U.S. delays Real ID compliance deadline to reduce coronavirus risks
U.S. President Donald Trump has postponed the deadline for state credentials to comply with Real ID specifications to next year, as he is trying to encourage social distancing due to the spike in coronavirus cases in the country, Bloomberg reports. States had been required to produce driver’s licenses embedded with biometric data to enable recognition by federal agencies for domestic air travel by October 1, 2020.
The decision was made after a number of lawmakers reported difficulties caused by the coronavirus outbreak.
“At a time when we’re asking Americans to maintain social distancing, we do not want to require people to go with their local DMV,” Trump said at a White House briefing. “We will be announcing the new deadline very soon.”
For now, the deadline has been delayed from this year to October 1, 2021. DMVs across the country have been closed or have restricted access.
Real ID-compliance will be mandatory for commercial flights and to enter a federal building in the country to boost security standards.

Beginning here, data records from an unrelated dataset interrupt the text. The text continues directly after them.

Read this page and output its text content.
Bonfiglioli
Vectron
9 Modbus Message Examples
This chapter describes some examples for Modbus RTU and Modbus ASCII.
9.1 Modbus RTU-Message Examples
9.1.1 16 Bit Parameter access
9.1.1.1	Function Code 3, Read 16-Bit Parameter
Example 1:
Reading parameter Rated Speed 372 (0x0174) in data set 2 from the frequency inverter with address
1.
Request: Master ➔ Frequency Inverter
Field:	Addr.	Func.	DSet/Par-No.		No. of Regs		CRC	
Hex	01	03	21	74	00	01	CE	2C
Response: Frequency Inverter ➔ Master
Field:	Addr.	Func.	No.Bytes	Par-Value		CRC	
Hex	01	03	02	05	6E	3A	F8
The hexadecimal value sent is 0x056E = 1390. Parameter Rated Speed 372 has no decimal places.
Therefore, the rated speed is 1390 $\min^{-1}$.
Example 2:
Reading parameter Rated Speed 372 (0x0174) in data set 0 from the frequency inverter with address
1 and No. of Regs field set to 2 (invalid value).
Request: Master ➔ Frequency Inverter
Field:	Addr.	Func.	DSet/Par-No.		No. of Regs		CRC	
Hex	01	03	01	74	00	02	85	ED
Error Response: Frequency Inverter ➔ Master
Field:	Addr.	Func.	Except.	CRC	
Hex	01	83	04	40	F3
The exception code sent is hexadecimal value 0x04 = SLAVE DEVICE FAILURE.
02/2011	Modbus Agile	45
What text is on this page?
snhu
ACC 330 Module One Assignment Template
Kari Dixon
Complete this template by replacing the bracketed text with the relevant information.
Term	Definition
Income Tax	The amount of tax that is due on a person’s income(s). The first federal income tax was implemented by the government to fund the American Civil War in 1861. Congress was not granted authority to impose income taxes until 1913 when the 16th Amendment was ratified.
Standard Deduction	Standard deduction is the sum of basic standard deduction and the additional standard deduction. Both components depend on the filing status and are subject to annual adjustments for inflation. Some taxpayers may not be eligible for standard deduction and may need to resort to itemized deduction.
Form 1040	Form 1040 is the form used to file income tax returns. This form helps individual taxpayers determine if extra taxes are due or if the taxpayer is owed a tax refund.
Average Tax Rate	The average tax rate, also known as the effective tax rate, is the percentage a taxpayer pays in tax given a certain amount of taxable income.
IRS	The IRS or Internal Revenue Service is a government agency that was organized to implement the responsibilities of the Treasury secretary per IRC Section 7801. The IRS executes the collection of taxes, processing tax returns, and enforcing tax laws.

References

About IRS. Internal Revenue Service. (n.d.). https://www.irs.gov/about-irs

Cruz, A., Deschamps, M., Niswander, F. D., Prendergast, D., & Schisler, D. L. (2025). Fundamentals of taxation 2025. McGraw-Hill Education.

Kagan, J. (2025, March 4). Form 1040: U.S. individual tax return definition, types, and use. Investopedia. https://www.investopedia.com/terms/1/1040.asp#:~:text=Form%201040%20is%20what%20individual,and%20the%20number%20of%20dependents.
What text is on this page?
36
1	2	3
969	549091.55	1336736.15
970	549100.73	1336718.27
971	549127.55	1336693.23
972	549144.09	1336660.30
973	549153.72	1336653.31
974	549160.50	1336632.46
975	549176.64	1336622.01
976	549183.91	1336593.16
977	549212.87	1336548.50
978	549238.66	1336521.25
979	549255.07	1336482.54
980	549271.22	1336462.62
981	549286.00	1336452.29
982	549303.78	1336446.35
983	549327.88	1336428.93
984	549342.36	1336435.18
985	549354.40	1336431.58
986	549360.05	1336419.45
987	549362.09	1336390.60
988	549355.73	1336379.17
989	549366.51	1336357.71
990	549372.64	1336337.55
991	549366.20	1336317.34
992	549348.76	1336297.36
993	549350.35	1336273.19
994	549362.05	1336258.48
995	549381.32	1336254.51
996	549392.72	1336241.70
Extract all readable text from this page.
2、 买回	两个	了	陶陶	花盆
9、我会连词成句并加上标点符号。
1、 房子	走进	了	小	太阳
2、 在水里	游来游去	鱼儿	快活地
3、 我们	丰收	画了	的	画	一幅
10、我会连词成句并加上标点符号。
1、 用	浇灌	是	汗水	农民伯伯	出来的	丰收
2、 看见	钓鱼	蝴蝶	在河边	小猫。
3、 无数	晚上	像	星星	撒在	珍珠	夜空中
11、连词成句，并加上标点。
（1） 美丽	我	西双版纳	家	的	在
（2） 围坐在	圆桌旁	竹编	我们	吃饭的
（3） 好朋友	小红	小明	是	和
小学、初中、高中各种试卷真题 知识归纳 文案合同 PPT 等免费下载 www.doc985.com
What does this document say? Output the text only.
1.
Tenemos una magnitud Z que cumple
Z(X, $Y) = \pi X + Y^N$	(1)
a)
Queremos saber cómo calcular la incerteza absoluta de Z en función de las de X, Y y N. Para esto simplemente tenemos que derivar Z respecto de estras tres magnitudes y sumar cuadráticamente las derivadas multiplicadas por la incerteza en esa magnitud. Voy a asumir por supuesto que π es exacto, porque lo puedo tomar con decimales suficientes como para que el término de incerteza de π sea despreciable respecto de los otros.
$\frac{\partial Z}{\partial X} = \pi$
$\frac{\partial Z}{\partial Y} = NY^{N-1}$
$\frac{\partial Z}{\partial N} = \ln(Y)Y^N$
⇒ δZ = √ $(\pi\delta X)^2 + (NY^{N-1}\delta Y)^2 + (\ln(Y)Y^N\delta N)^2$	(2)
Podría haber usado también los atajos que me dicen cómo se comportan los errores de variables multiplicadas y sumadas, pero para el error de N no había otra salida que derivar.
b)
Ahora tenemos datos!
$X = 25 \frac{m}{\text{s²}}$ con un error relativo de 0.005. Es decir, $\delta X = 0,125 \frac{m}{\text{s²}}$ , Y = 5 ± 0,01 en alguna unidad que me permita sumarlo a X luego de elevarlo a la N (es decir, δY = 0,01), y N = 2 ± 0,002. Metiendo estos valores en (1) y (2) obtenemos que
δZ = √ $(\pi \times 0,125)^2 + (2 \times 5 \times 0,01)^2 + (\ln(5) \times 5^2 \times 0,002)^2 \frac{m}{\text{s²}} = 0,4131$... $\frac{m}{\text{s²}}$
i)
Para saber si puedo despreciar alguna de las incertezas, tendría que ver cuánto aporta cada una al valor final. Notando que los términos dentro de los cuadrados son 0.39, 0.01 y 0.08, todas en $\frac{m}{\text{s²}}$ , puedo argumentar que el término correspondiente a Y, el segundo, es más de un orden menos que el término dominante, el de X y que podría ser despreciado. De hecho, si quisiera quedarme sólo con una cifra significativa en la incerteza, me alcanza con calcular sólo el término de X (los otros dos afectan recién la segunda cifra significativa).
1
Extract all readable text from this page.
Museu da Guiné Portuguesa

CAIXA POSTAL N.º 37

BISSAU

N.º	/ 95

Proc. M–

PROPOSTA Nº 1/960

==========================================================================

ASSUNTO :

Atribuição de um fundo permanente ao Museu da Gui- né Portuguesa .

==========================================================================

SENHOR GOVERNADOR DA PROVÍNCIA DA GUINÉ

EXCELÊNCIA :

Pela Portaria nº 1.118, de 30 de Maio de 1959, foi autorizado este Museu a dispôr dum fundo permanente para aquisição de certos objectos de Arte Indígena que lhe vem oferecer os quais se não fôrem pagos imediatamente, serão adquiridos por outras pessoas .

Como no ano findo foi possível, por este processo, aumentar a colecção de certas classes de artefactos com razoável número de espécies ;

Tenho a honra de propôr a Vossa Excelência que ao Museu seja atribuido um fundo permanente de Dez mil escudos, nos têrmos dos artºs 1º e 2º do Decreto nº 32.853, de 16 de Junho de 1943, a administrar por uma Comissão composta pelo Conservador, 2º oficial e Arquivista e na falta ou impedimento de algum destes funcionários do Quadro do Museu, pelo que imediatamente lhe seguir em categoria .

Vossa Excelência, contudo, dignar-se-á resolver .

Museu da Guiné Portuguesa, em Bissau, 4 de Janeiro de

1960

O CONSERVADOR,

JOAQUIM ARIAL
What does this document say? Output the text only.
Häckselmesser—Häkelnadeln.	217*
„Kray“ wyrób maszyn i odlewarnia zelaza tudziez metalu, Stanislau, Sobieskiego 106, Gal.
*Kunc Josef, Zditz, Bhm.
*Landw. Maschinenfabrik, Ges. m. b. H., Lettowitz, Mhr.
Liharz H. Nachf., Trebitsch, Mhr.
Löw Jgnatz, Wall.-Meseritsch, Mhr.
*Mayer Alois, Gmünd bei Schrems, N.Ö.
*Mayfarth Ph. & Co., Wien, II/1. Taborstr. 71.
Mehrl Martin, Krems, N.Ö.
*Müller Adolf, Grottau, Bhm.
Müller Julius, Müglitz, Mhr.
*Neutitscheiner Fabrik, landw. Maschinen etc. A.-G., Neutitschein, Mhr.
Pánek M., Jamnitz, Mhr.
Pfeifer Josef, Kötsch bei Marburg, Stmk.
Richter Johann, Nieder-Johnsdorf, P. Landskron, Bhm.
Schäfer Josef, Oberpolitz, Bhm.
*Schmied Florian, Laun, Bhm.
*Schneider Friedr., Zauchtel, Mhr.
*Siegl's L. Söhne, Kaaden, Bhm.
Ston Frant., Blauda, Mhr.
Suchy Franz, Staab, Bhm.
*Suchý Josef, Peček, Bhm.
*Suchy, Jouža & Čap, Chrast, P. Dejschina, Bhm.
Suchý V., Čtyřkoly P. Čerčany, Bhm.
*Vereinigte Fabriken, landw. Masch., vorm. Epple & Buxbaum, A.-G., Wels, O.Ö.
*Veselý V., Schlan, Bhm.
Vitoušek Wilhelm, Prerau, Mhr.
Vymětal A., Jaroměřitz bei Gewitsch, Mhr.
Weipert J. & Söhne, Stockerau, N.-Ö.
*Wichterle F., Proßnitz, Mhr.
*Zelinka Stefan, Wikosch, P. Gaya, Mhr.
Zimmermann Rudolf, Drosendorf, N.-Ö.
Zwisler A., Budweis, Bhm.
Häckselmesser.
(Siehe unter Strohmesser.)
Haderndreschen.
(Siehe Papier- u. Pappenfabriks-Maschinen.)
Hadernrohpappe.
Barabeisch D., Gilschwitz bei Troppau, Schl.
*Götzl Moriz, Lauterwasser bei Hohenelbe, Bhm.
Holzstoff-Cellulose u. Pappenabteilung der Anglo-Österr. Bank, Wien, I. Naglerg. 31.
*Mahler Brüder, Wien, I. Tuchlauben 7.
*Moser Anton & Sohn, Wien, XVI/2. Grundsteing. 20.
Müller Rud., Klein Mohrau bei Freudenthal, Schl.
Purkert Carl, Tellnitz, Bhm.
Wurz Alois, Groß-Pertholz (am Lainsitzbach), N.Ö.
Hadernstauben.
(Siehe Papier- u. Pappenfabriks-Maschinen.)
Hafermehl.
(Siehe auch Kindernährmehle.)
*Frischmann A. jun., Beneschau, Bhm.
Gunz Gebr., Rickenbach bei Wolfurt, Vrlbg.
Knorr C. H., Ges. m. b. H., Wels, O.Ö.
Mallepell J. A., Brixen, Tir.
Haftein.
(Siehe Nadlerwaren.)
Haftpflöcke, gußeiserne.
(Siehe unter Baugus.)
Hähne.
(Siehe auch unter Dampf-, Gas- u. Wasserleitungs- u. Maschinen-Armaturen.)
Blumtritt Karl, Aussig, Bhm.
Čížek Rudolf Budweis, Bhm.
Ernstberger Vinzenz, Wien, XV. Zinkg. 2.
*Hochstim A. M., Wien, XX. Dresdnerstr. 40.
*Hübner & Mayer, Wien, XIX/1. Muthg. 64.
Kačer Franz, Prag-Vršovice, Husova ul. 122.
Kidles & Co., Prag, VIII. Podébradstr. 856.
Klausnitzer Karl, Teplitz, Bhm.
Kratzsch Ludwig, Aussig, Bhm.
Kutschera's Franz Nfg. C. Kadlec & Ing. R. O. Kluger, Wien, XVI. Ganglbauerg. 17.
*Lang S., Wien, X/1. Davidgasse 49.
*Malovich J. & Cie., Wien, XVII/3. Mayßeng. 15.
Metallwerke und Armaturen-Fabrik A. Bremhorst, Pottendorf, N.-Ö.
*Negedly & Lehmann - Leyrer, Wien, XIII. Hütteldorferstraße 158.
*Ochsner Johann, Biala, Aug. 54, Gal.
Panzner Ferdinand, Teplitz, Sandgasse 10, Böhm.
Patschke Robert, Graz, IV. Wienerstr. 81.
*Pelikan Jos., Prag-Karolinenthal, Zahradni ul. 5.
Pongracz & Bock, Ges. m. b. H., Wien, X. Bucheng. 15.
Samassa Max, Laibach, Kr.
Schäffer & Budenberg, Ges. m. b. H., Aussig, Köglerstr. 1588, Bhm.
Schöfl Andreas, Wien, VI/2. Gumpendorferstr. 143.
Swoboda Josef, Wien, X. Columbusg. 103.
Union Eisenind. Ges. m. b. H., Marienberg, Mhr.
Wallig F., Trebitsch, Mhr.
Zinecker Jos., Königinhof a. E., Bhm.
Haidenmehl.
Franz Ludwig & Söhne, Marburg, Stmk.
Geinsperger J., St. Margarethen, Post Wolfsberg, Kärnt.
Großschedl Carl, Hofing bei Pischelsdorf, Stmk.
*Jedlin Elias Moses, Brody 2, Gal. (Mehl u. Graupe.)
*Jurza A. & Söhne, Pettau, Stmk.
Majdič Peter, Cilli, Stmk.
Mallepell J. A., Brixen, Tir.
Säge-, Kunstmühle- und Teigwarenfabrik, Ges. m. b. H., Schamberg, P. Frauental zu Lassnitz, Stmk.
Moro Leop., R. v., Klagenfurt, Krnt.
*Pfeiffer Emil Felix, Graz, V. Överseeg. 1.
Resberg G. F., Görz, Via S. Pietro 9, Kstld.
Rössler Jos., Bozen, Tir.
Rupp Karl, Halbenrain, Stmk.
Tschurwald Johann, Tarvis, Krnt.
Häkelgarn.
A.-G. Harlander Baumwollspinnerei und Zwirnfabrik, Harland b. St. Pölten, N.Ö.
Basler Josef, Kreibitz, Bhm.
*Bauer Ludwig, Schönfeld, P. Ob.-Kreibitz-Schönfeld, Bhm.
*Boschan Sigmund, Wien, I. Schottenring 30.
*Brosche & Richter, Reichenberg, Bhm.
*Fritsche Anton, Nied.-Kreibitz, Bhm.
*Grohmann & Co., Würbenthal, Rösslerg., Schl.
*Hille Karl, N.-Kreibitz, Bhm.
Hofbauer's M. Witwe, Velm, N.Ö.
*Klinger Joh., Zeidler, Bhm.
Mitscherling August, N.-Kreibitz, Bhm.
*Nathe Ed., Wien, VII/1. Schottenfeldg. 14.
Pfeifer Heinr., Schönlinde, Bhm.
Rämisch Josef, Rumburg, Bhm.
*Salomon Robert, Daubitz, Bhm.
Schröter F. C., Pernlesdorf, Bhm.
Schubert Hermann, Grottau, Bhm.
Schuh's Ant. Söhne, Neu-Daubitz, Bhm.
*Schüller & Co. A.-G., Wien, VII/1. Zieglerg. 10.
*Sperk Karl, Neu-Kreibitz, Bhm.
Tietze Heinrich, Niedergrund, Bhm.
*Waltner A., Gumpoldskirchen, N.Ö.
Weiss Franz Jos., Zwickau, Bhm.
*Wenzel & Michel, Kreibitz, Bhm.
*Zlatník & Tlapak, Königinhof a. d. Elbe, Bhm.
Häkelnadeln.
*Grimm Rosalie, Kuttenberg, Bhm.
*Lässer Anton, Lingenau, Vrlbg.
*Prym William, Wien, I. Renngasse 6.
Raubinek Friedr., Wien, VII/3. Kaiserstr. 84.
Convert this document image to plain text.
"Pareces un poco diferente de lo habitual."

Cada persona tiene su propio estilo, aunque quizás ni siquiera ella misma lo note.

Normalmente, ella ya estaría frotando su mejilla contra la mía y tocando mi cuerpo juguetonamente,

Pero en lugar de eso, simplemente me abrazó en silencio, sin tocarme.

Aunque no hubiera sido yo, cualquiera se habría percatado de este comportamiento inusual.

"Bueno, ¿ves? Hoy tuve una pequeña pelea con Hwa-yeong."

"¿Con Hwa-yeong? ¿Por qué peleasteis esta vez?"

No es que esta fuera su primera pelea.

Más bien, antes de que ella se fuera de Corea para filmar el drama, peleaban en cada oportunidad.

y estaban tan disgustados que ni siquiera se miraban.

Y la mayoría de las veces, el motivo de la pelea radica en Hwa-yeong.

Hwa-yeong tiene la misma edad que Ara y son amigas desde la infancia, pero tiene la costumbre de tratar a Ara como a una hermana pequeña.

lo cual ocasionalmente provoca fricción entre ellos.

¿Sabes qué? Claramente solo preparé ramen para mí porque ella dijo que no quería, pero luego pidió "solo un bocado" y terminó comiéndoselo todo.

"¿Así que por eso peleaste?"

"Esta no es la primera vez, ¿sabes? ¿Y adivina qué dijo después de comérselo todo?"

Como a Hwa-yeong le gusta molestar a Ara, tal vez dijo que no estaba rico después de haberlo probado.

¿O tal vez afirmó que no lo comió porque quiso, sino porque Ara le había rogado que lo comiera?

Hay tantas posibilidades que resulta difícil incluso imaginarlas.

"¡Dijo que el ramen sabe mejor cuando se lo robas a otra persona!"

According to KTLA5, only 35 percent of U.S. IDs were compliant with the Real ID Act in February. Acting Homeland Security Secretary Chad Wolf had stated before the coronavirus outbreak that chances for all states to make the deadline were “probably fairly small.”
“Extending the deadline will also allow the Department to work with Congress to implement needed changes to expedite the issuance of REAL IDs once the current health crisis concludes,” Wolf said in a statement Thursday.